Hör ich dann die Leute sagen,

Sieh mal dort, da kommen Volker und das Kind.«

(Volker Lechtenbrink, Volker und das Kind)

Das Päff war eine Kölner Kneipe auf dem Friesenwall, in der zu seiner Zeit, so besagt die Legende, Rolf-Dieter Brinkmann ein und aus gegangen sei. Das Päff war in den 1960ern der juvenile Bruder des um die Ecke auf der Friesenstraße gelegenen Brauhaus Päffgen, des heute letzten gastronomischen Betriebs, so besagt eine andere Legende, in der der Kölner Bierober, Köbes genannt, sein Handwerk noch traditionell ausführt, nämlich freiberuflich als Zwischenhändler, der das Bier an der Theke einkauft und am Tisch weiter verkauft. Päffgen, so eine weitere Legende, das ist nicht nur der Name einer alten kölschen Brauereifamilie sondern auf ihn hörte auch die etherische Kölnstämmige Christa, bevor sie Delon, Warhol, die Welt entdeckte, und sich fortan Nico nannte.

Das Päff wurde Anfang der 1990er wieder ein Ort der Aufregung: reaktiviert für die Unfair, die Gegenmesse zur Deutzer Tante Käthe, der in die Geriatrie geklüngelten Art Cologne – die sich, wie die Dinge eben laufen oder vielleicht auch angelegt waren, die Unfair wenig später als Frischzellenkur einverleiben sollte. Das Päff aber war zurück auf der Stadtkarte und strahlte in den folgenden Jahren weit über die Stadtgrenzen ja bis ins ferne London mit seinem Musikprogramm gespeist aus der illustren Lokalprominenz. Bis der Gerling-Konzern die Flur bereinigen wollte, oder dann doch nicht, jedenfalls zog man eigentlich mit der ehemaligen Wirtin in das Elektra, der ehemalige Wirt jedoch blieb dann aber doch: die seltsamen Wege der Liebe und/oder Nichtliebe und der Marktwirtschaft vor 11 Jahren.

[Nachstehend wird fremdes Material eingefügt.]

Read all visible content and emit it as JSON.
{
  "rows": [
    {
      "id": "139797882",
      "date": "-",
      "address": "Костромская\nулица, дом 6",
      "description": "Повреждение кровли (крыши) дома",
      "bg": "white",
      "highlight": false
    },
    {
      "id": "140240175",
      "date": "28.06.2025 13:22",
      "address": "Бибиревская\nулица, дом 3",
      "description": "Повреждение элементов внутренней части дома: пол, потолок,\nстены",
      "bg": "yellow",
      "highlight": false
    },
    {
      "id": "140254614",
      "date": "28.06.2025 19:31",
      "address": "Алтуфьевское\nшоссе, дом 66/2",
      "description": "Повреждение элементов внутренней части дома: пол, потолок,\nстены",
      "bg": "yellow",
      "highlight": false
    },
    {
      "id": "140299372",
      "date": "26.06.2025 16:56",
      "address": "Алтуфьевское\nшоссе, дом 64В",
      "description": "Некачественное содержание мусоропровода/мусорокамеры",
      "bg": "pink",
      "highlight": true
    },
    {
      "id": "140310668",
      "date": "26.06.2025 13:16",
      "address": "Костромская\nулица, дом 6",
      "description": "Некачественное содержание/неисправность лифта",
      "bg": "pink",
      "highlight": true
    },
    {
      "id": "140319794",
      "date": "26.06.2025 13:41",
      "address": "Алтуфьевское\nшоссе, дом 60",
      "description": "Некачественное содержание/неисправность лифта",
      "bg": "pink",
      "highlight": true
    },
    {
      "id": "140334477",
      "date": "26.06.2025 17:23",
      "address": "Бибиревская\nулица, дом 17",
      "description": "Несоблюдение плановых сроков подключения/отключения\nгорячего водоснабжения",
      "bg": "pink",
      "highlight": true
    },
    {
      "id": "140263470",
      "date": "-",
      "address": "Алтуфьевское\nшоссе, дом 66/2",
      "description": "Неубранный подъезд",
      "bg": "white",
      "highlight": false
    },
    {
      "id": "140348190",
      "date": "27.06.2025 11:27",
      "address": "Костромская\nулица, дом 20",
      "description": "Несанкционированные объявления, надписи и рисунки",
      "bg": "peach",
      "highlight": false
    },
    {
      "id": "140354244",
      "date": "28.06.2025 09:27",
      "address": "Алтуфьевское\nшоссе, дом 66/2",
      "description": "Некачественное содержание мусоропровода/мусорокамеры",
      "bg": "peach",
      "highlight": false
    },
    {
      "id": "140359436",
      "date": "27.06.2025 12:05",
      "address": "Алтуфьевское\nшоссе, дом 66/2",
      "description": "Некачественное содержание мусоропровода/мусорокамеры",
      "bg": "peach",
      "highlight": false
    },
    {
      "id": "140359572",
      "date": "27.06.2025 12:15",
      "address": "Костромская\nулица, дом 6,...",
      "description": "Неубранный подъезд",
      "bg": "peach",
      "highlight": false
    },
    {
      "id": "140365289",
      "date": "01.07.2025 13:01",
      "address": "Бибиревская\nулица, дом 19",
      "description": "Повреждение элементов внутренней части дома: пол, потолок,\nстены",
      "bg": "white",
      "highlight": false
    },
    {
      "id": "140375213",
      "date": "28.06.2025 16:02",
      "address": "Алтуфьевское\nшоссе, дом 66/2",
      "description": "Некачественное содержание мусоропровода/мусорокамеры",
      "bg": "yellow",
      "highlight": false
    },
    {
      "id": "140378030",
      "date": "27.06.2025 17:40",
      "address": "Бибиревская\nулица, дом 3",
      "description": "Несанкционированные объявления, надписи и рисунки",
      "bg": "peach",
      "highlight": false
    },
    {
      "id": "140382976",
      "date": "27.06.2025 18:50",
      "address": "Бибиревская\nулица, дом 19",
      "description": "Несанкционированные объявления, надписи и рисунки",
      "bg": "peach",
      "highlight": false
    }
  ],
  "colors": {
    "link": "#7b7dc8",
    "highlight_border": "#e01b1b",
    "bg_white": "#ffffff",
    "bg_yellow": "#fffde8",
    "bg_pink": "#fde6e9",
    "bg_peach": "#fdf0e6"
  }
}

Vor 11 Jahren also startete der alte und neue Wirt einen erneuten Versuch, das Päff als place-to-go und den Keller des Lokals als Partyort zu reaktivieren. Und buchte mich als Dj. Vergaß darüber aber jegliche Reklame. Ich spielte ziemlich alleine, allerdings nicht ganz, nicht gänzlich alleine. Im Gegenteil oder ganz im Gegenteil zumindest im Hinblick auf die nächsten elf Jahre. Der Bahnverkehr zwischen Köln und Düsseldorf kam in jener Nacht vom 16. auf den 17. Juni zum dritten Mal in kurzer Folge völlig zum Erliegen. Was uns heute Normalität ist, war damals noch Ereignis. Ein Zeichen, das in seiner Eindeutigkeit das weitere Vorgehen diktierte. Eine Dekade und zwölf Monate später scheint das Geschichte. Das ist sehr traurig, aber – Emoticon, mit Mundwinkel nach unten – schliesslich und immerhin, Geschichte.